Showing posts with label Viber. Show all posts
Showing posts with label Viber. Show all posts

Tuesday, April 23, 2013

Using Skype, Viber in Gambia "strictly prohibited"

The use of Skype, Viber or any other internet devices to make or receive calls at internet cafés in The Gambia has henceforth been banned.

According to a directive from the Public Utilities Regulatory Authority, through a press release issued on Friday, offering of international and national calling services at internet cafés using Voice over Internet Protocol (VoIP) services, such as Viber and Skype, is strictly prohibited and considered an offence, although no penalty is specified.
More and more people in the country now make calls via the Internet instead of using mobile phones or conventional landlines. 
“Anyone who is engaged in this activity is depriving the country of the much needed revenue from international and national calls, required for the development of The Gambia,” PURA says.
The Gambia News Online was reliably informed that telecommunications companies in the country have lodged a complaint to PURA, as regulator, that they are experiencing consistent drop in revenue due to reduction in the amount of money spent on recharge phone credit by the public. 
This is primarily due to increase in the number of people using internet cafés to make not only international but also local calls, which cost virtually nothing.

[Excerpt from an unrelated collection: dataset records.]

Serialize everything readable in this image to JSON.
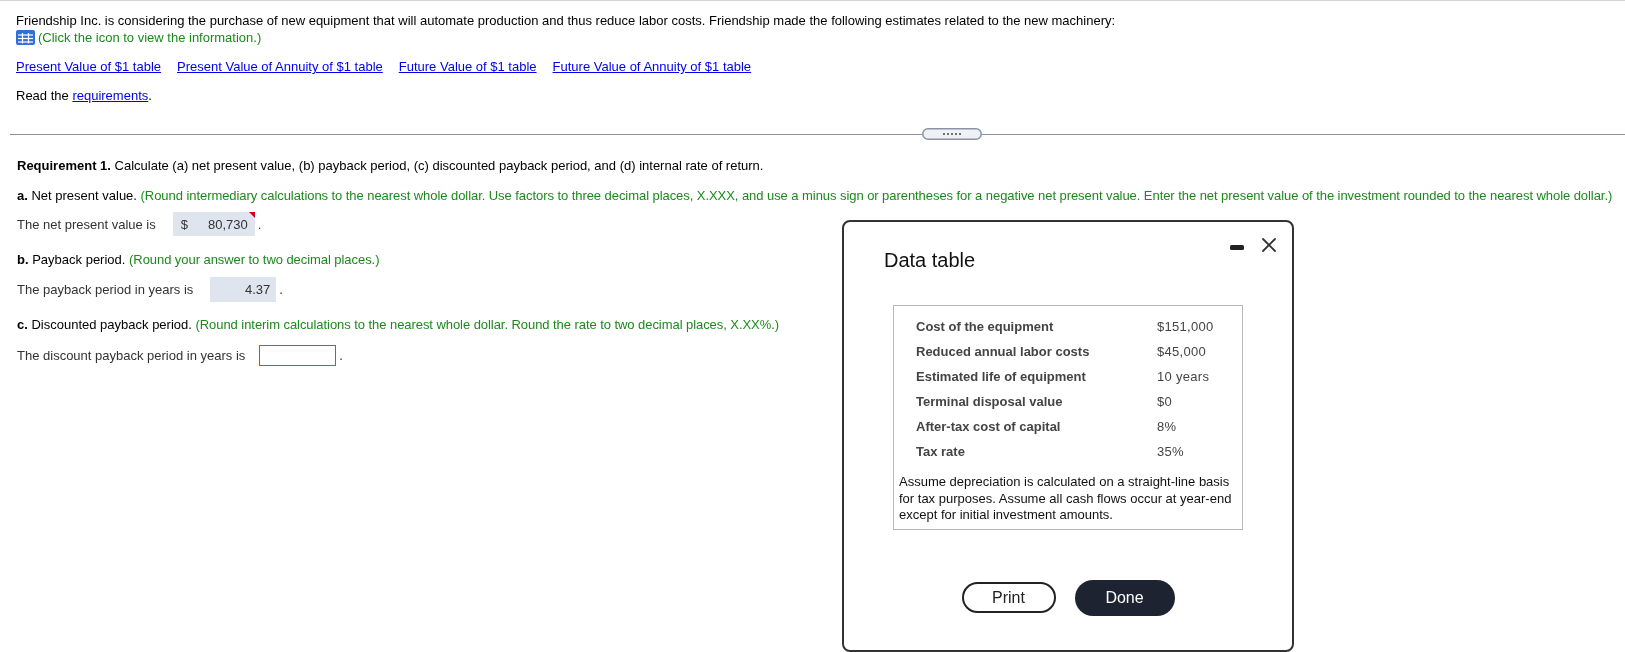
{
  "intro": {
    "text": "Friendship Inc. is considering the purchase of new equipment that will automate production and thus reduce labor costs. Friendship made the following estimates related to the new machinery:",
    "info_hint": "(Click the icon to view the information.)"
  },
  "table_links": [
    "Present Value of $1 table",
    "Present Value of Annuity of $1 table",
    "Future Value of $1 table",
    "Future Value of Annuity of $1 table"
  ],
  "read_requirements": {
    "before": "Read the",
    "link": "requirements",
    "after": "."
  },
  "requirement": "**Requirement 1.** Calculate (a) net present value, (b) payback period, (c) discounted payback period, and (d) internal rate of return.",
  "parts": [
    {
      "heading": "**a.** Net present value.",
      "instruction": "(Round intermediary calculations to the nearest whole dollar. Use factors to three decimal places, X.XXX, and use a minus sign or parentheses for a negative net present value. Enter the net present value of the investment rounded to the nearest whole dollar.)",
      "prompt": "The net present value is",
      "answer": {
        "prefix": "$",
        "value": "80,730",
        "answered": true,
        "flagged": true
      },
      "end": "."
    },
    {
      "heading": "**b.** Payback period.",
      "instruction": "(Round your answer to two decimal places.)",
      "prompt": "The payback period in years is",
      "answer": {
        "value": "4.37",
        "answered": true,
        "flagged": false
      },
      "end": "."
    },
    {
      "heading": "**c.** Discounted payback period.",
      "instruction": "(Round interim calculations to the nearest whole dollar. Round the rate to two decimal places, X.XX%.)",
      "prompt": "The discount payback period in years is",
      "answer": {
        "answered": false,
        "flagged": false
      },
      "end": "."
    }
  ],
  "dialog": {
    "title": "Data table",
    "rows": [
      {
        "label": "Cost of the equipment",
        "value": "$151,000"
      },
      {
        "label": "Reduced annual labor costs",
        "value": "$45,000"
      },
      {
        "label": "Estimated life of equipment",
        "value": "10 years"
      },
      {
        "label": "Terminal disposal value",
        "value": "$0"
      },
      {
        "label": "After-tax cost of capital",
        "value": "8%"
      },
      {
        "label": "Tax rate",
        "value": "35%"
      }
    ],
    "note": "Assume depreciation is calculated on a straight-line basis for tax purposes. Assume all cash flows occur at year-end except for initial investment amounts.",
    "buttons": [
      {
        "label": "Print",
        "kind": "outline"
      },
      {
        "label": "Done",
        "kind": "filled"
      }
    ]
  }
}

However, with this new directive, internet cafés are strictly prohibited from allowing their customers to use the internet to make or receive calls via Skype, Viber or any other internet services.

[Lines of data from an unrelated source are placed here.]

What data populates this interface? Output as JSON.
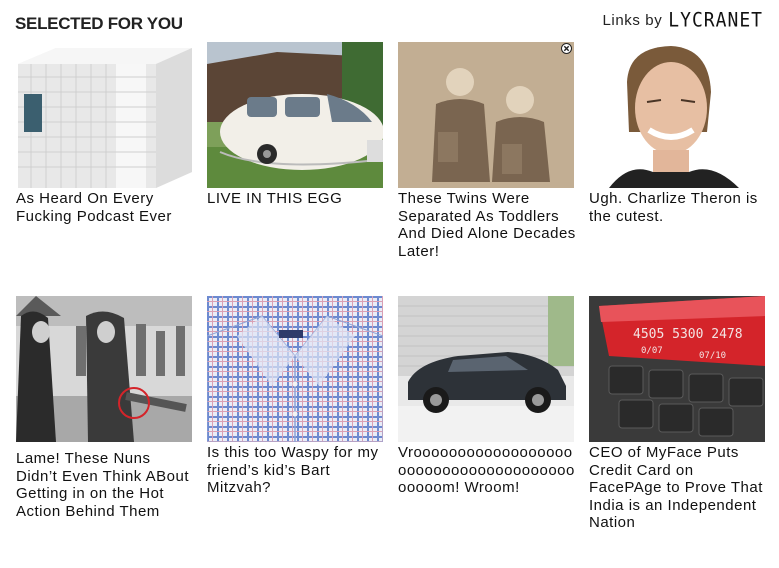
{
  "header": {
    "title": "SELECTED FOR YOU",
    "links_by": "Links by",
    "brand": "LYCRANET"
  },
  "cards": [
    {
      "caption": "As Heard On Every Fucking Podcast Ever",
      "image": "white mattress product"
    },
    {
      "caption": "LIVE IN THIS EGG",
      "image": "egg-shaped camper trailer"
    },
    {
      "caption": "These Twins Were Separated As Toddlers And Died Alone Decades Later!",
      "image": "vintage photo of twin boys"
    },
    {
      "caption": "Ugh. Charlize Theron is the cutest.",
      "image": "smiling woman portrait"
    },
    {
      "caption": "Lame! These Nuns Didn’t Even Think ABout Getting in on the Hot Action Behind Them",
      "image": "nuns at outdoor festival, black and white"
    },
    {
      "caption": "Is this too Waspy for my friend’s kid’s Bart Mitzvah?",
      "image": "blue plaid dress shirt"
    },
    {
      "caption": "Vrooooooooooooooooooooooooooooooooooooooooooom! Wroom!",
      "image": "dark grey sedan by a wall"
    },
    {
      "caption": "CEO of MyFace Puts Credit Card on FacePAge to Prove That India is an Independent Nation",
      "image": "credit card on keyboard"
    }
  ],
  "credit_card_text": {
    "number": "4505 5300 2478",
    "small": "0/07",
    "exp": "07/10"
  },
  "colors": {
    "accent_red": "#d4242a",
    "shirt_blue": "#5b7fc4",
    "sky": "#cfd9e3"
  }
}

Implementing this directive would cause serious confrontations between internet café operators and many of their customers who have already used to making calls via these internet devices. 
Prior to this directive, operators did not have any control over their customers who buy time to surf the net. 

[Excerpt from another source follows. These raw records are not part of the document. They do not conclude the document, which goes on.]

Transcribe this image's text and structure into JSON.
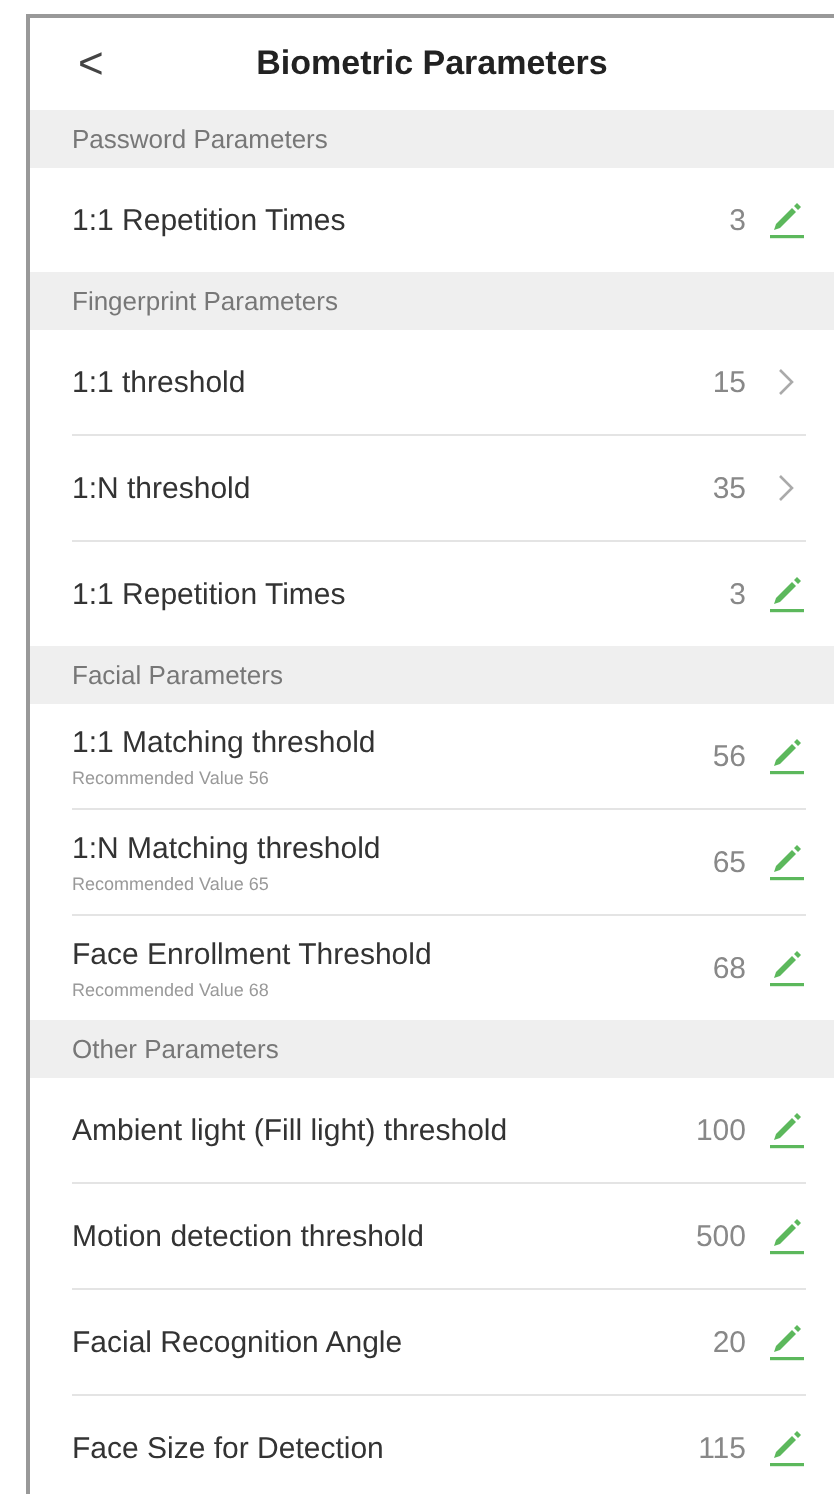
{
  "header": {
    "back": "<",
    "title": "Biometric Parameters"
  },
  "sections": [
    {
      "title": "Password Parameters",
      "rows": [
        {
          "label": "1:1 Repetition Times",
          "value": "3",
          "kind": "edit"
        }
      ]
    },
    {
      "title": "Fingerprint Parameters",
      "rows": [
        {
          "label": "1:1 threshold",
          "value": "15",
          "kind": "chevron"
        },
        {
          "label": "1:N threshold",
          "value": "35",
          "kind": "chevron"
        },
        {
          "label": "1:1 Repetition Times",
          "value": "3",
          "kind": "edit"
        }
      ]
    },
    {
      "title": "Facial Parameters",
      "rows": [
        {
          "label": "1:1 Matching threshold",
          "hint": "Recommended Value  56",
          "value": "56",
          "kind": "edit"
        },
        {
          "label": "1:N Matching threshold",
          "hint": "Recommended Value  65",
          "value": "65",
          "kind": "edit"
        },
        {
          "label": "Face Enrollment Threshold",
          "hint": "Recommended Value  68",
          "value": "68",
          "kind": "edit"
        }
      ]
    },
    {
      "title": "Other Parameters",
      "rows": [
        {
          "label": "Ambient light (Fill light) threshold",
          "value": "100",
          "kind": "edit"
        },
        {
          "label": "Motion detection threshold",
          "value": "500",
          "kind": "edit"
        },
        {
          "label": "Facial Recognition Angle",
          "value": "20",
          "kind": "edit"
        },
        {
          "label": "Face Size for Detection",
          "value": "115",
          "kind": "edit"
        }
      ]
    }
  ]
}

The only restriction some cafés have is browsing pornographic websites, other than that customers could transact any business they want to online. 
“This is going to make me lose a lot of customers,” an internet café operator in Latrikunda German said. 
“Apart from Facebook, most of the people come here just to talk on Skype with their people abroad; now if Skype is prohibited it means many people will not be coming here again.”
Using Skype to call at internet cafés does not attract any additional cost apart from the cost of the time one uses to access the internet. 
For instance, if someone pays D15 to browse the internet for an hour in an internet café, within that time the individual can talk on Skype at no other cost.
Skype or Viber does not allow for free voice call, computer to computer, but both parties communicating can see each other when using a webcam.
“The only time that I talk to my husband is when I go to the internet café,” said Fatou Njie, who says her husband has travelled to the United Kingdom for studies. 
Fatou, who is currently taking the West African Senior School Certificate Examination, said she is not having a phone that is Skype-enabled neither does she have a laptop through which she can communicate on Skype at home. 
“Now prohibiting Skype at internet cafés is just going to make it difficult for me to communicate with my husband for a longer time like we do on Skype.”